I had finally worked and re-worked the yard to exactly what I wanted. I'd moved every square foot of dirt to another place in the yard, planted raised beds of banana trees and sweet olive, bought teak lawn furniture, grown organic vegetables, and enjoyed the tin-roofed overhang out back (especially during a rain).
Then Katrina hit, and the backyard was destroyed. An enormous tree from my back neighbor missed my house by 10 feet and collapsed the back overhang, another neighbor's fence was re-distributed over my entire yard, and everything that had been alive in the yard died from the standing water and excessive heat. I was gone from the house from August of 2005 to January of 2007, and in that time the wilderness had reclaimed the yard, which resembled some kind of jungle scene from Apocalypse Now.
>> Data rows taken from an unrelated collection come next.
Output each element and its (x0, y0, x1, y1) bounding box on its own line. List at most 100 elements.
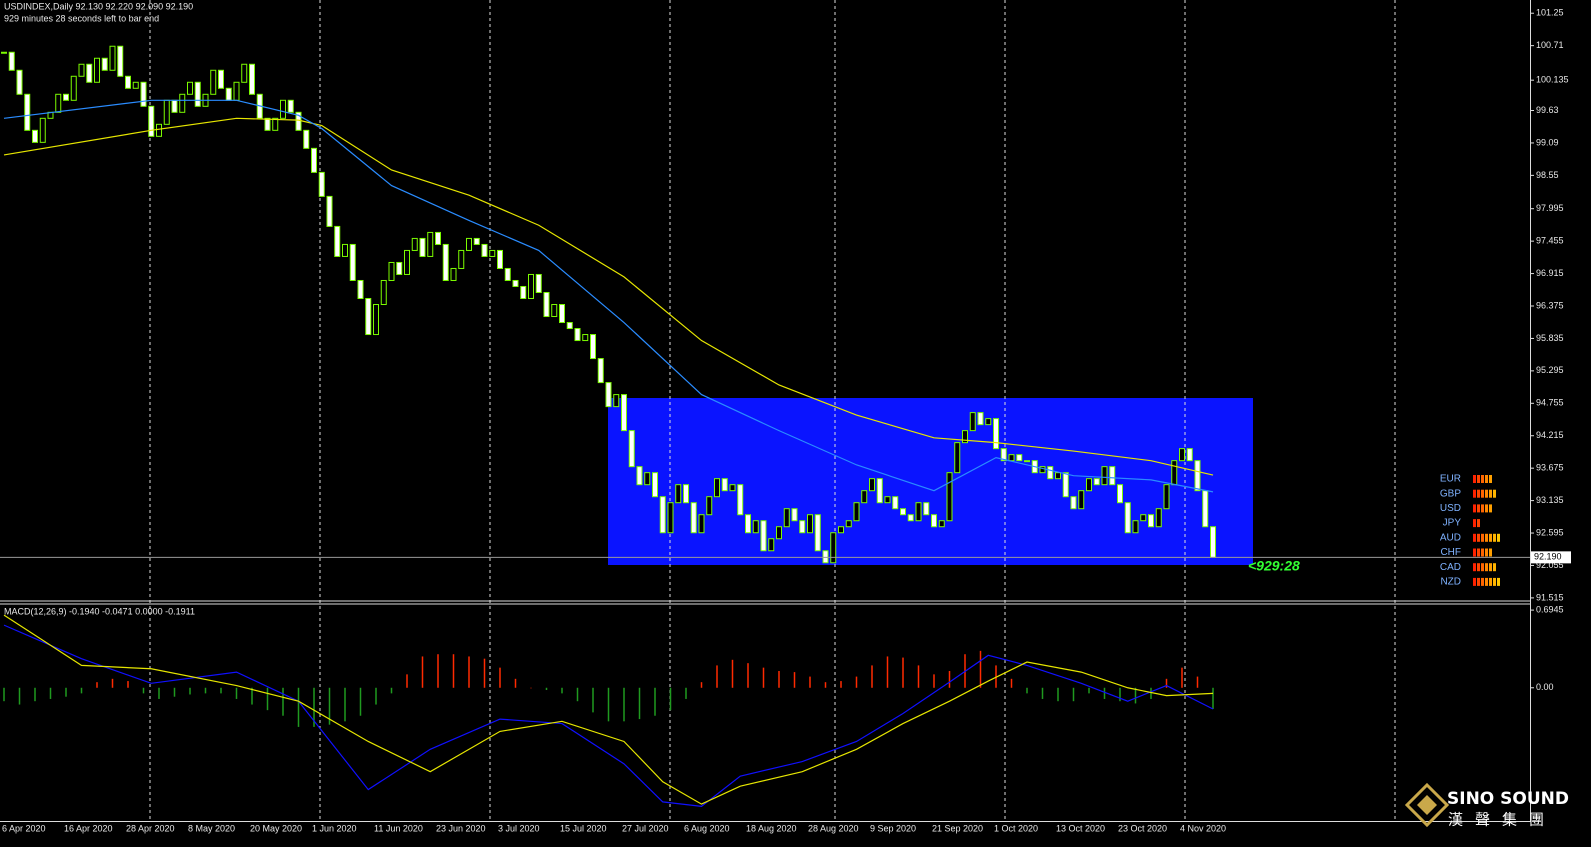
strength-segment (1473, 548, 1476, 557)
currency-label: AUD (1440, 532, 1461, 543)
histogram-bar (824, 682, 827, 688)
y-tick-label: 95.835 (1536, 333, 1564, 343)
grid (149, 0, 1396, 821)
candle (233, 81, 240, 101)
histogram-bar (220, 687, 222, 694)
candle (497, 249, 503, 269)
strength-segment (1477, 563, 1480, 572)
candle (1148, 514, 1154, 528)
strength-segment (1493, 563, 1496, 572)
candle (938, 520, 945, 528)
y-tick-label: 92.055 (1536, 560, 1564, 570)
candle (621, 394, 627, 432)
histogram-bar (282, 687, 284, 716)
histogram-bar (979, 650, 982, 688)
strength-bar (1473, 519, 1480, 528)
candle (140, 81, 147, 107)
histogram-bar (189, 687, 191, 695)
histogram-bar (468, 656, 470, 688)
candle (1194, 460, 1201, 492)
candle (419, 237, 426, 257)
candle (869, 478, 875, 492)
strength-segment (1477, 577, 1480, 586)
candle (1163, 484, 1170, 510)
currency-label: JPY (1443, 518, 1462, 529)
y-tick-label: 0.00 (1536, 682, 1554, 692)
x-tick-label: 6 Aug 2020 (684, 823, 730, 833)
histogram-bar (34, 687, 36, 702)
candle (148, 105, 155, 137)
candle (404, 249, 410, 275)
current-price-box (1531, 551, 1571, 564)
currency-label: EUR (1440, 474, 1461, 485)
y-tick-label: 93.135 (1536, 495, 1564, 505)
strength-segment (1477, 548, 1480, 557)
candle (241, 63, 248, 83)
y-tick-label: 98.55 (1536, 170, 1559, 180)
candle (1, 51, 7, 54)
x-tick-label: 21 Sep 2020 (932, 823, 983, 833)
candle (962, 430, 968, 444)
histogram-bar (297, 687, 300, 727)
candle (1186, 448, 1193, 462)
strength-bar (1473, 548, 1492, 557)
candle (1101, 466, 1108, 486)
candle (16, 69, 23, 95)
candle (597, 358, 604, 384)
histogram-bar (1103, 687, 1106, 699)
candle (349, 243, 356, 281)
histogram-bar (1088, 687, 1090, 694)
candle (690, 502, 697, 534)
candle (163, 99, 170, 125)
histogram-bar (607, 687, 610, 722)
candle (435, 231, 441, 245)
histogram-bar (313, 687, 315, 727)
candle (171, 99, 178, 113)
strength-segment (1489, 577, 1492, 586)
histogram-bar (545, 687, 548, 691)
histogram-bar (762, 667, 765, 688)
histogram-bar (747, 663, 749, 688)
strength-segment (1497, 577, 1500, 586)
candle (706, 496, 713, 516)
histogram-bar (1041, 687, 1044, 699)
strength-segment (1485, 475, 1488, 483)
currency-label: USD (1440, 503, 1461, 514)
candle (295, 111, 302, 131)
y-tick-label: 92.595 (1536, 527, 1564, 537)
candle (543, 291, 550, 318)
histogram-bar (933, 674, 935, 688)
candle (318, 171, 325, 197)
x-tick-label: 8 May 2020 (188, 823, 235, 833)
candle (884, 496, 891, 504)
candle (303, 129, 310, 149)
strength-segment (1477, 504, 1480, 513)
candle (1070, 496, 1077, 510)
candle (644, 472, 651, 486)
candle (442, 243, 449, 281)
candle (326, 195, 333, 227)
histogram-bar (235, 687, 238, 699)
strength-bar (1473, 563, 1496, 572)
strength-segment (1481, 533, 1484, 542)
strength-segment (1489, 548, 1492, 557)
currency-label: GBP (1440, 488, 1461, 499)
histogram-bar (840, 681, 842, 688)
candle (210, 69, 217, 95)
histogram-bar (778, 670, 780, 688)
histogram-bar (561, 687, 563, 694)
moving-average (3, 117, 1214, 476)
strength-segment (1489, 533, 1492, 542)
candle (985, 418, 992, 426)
chart-title: USDINDEX,Daily 92.130 92.220 92.090 92.1… (4, 1, 193, 11)
candle (1078, 490, 1085, 510)
candle (683, 484, 689, 504)
candle (721, 478, 728, 492)
candle (125, 75, 131, 89)
candle (729, 484, 736, 492)
histogram-bar (716, 665, 718, 688)
histogram-bar (855, 676, 858, 688)
histogram-bar (995, 665, 997, 688)
candle (737, 484, 744, 516)
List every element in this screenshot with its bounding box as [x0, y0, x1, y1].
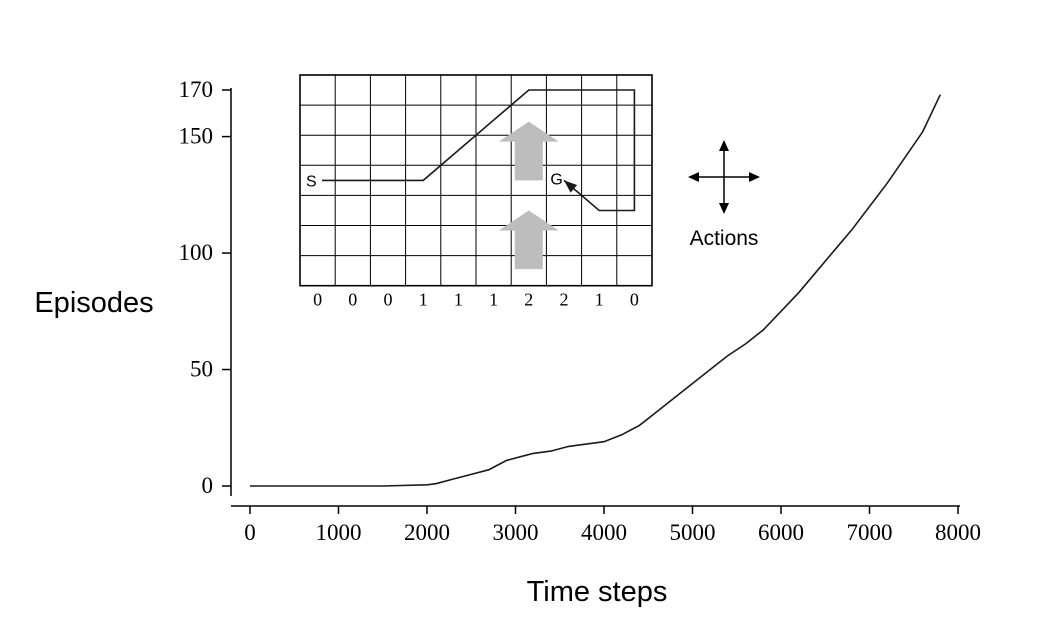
actions-cross-icon: [688, 140, 760, 214]
x-ticks: 0 1000 2000 3000 4000 5000 6000 7000 8000: [244, 506, 981, 545]
x-tick-label: 7000: [847, 520, 893, 545]
y-tick-label: 150: [179, 124, 214, 149]
actions-label: Actions: [690, 227, 759, 250]
gridworld-inset: S G 0 0 0 1 1 1 2 2 1 0: [299, 74, 653, 310]
wind-value: 1: [489, 290, 498, 310]
wind-value: 0: [313, 290, 322, 310]
wind-value: 0: [630, 290, 639, 310]
x-tick-label: 5000: [670, 520, 716, 545]
x-axis-label: Time steps: [527, 576, 668, 608]
gridworld-path-arrowhead: [564, 180, 578, 193]
plot-area: [250, 94, 942, 487]
wind-value: 1: [595, 290, 604, 310]
x-tick-label: 8000: [935, 520, 981, 545]
wind-value: 2: [524, 290, 533, 310]
y-tick-label: 50: [190, 357, 213, 382]
x-tick-label: 3000: [493, 520, 539, 545]
wind-value: 1: [419, 290, 428, 310]
x-tick-label: 6000: [758, 520, 804, 545]
y-axis-label: Episodes: [34, 287, 153, 319]
x-tick-label: 2000: [404, 520, 450, 545]
x-tick-label: 1000: [316, 520, 362, 545]
goal-label: G: [550, 171, 562, 188]
x-tick-label: 4000: [581, 520, 627, 545]
wind-arrow: [498, 121, 559, 181]
y-tick-label: 170: [179, 77, 214, 102]
x-tick-label: 0: [244, 520, 256, 545]
wind-arrows: [498, 121, 559, 270]
y-ticks: 0 50 100 150 170: [179, 77, 231, 498]
wind-value: 0: [348, 290, 357, 310]
wind-value: 0: [384, 290, 393, 310]
wind-values: 0 0 0 1 1 1 2 2 1 0: [313, 290, 639, 310]
gridworld-path: [322, 89, 636, 212]
wind-value: 2: [560, 290, 569, 310]
start-label: S: [306, 173, 317, 190]
y-tick-label: 100: [179, 240, 214, 265]
episodes-series-line: [250, 94, 942, 487]
y-tick-label: 0: [202, 473, 214, 498]
wind-value: 1: [454, 290, 463, 310]
wind-arrow: [498, 210, 559, 270]
axes: [230, 88, 960, 507]
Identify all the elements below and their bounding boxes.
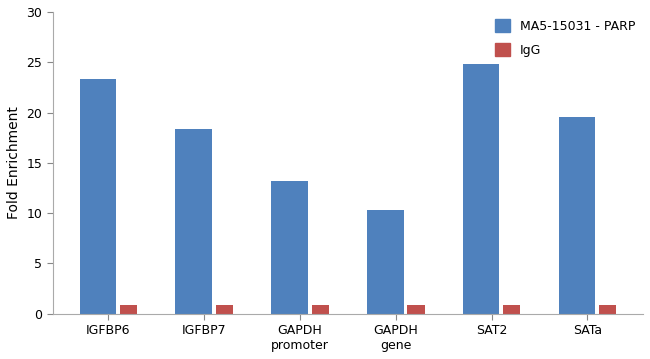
Bar <box>599 305 616 314</box>
Bar <box>503 305 521 314</box>
Bar <box>271 181 307 314</box>
Bar <box>408 305 424 314</box>
Bar <box>463 64 499 314</box>
Y-axis label: Fold Enrichment: Fold Enrichment <box>7 106 21 219</box>
Bar <box>367 210 404 314</box>
Bar <box>311 305 329 314</box>
Bar <box>79 79 116 314</box>
Bar <box>176 129 212 314</box>
Legend: MA5-15031 - PARP, IgG: MA5-15031 - PARP, IgG <box>490 14 640 62</box>
Bar <box>216 305 233 314</box>
Bar <box>559 117 595 314</box>
Bar <box>120 305 137 314</box>
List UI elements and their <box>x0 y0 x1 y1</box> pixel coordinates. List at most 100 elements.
I worked on the place for another year, getting the new trees taken down, moving more dirt, re-building fences, and re-planting new vegetables for the garden. And while I got the yard back to where it wanted to be, I found myself living there more than half the time. I did yoga in the mornings among the vegetables, ate dinner under the tin roof. Crawfish boils and late night bonfires dominated the spring. A hammock. A new grill and smoker. Tiki torches to light up the evening.
I found myself thinking of the backyard as another living room, and then I began finding ways to bring my life more in balance with what I felt when I was out there.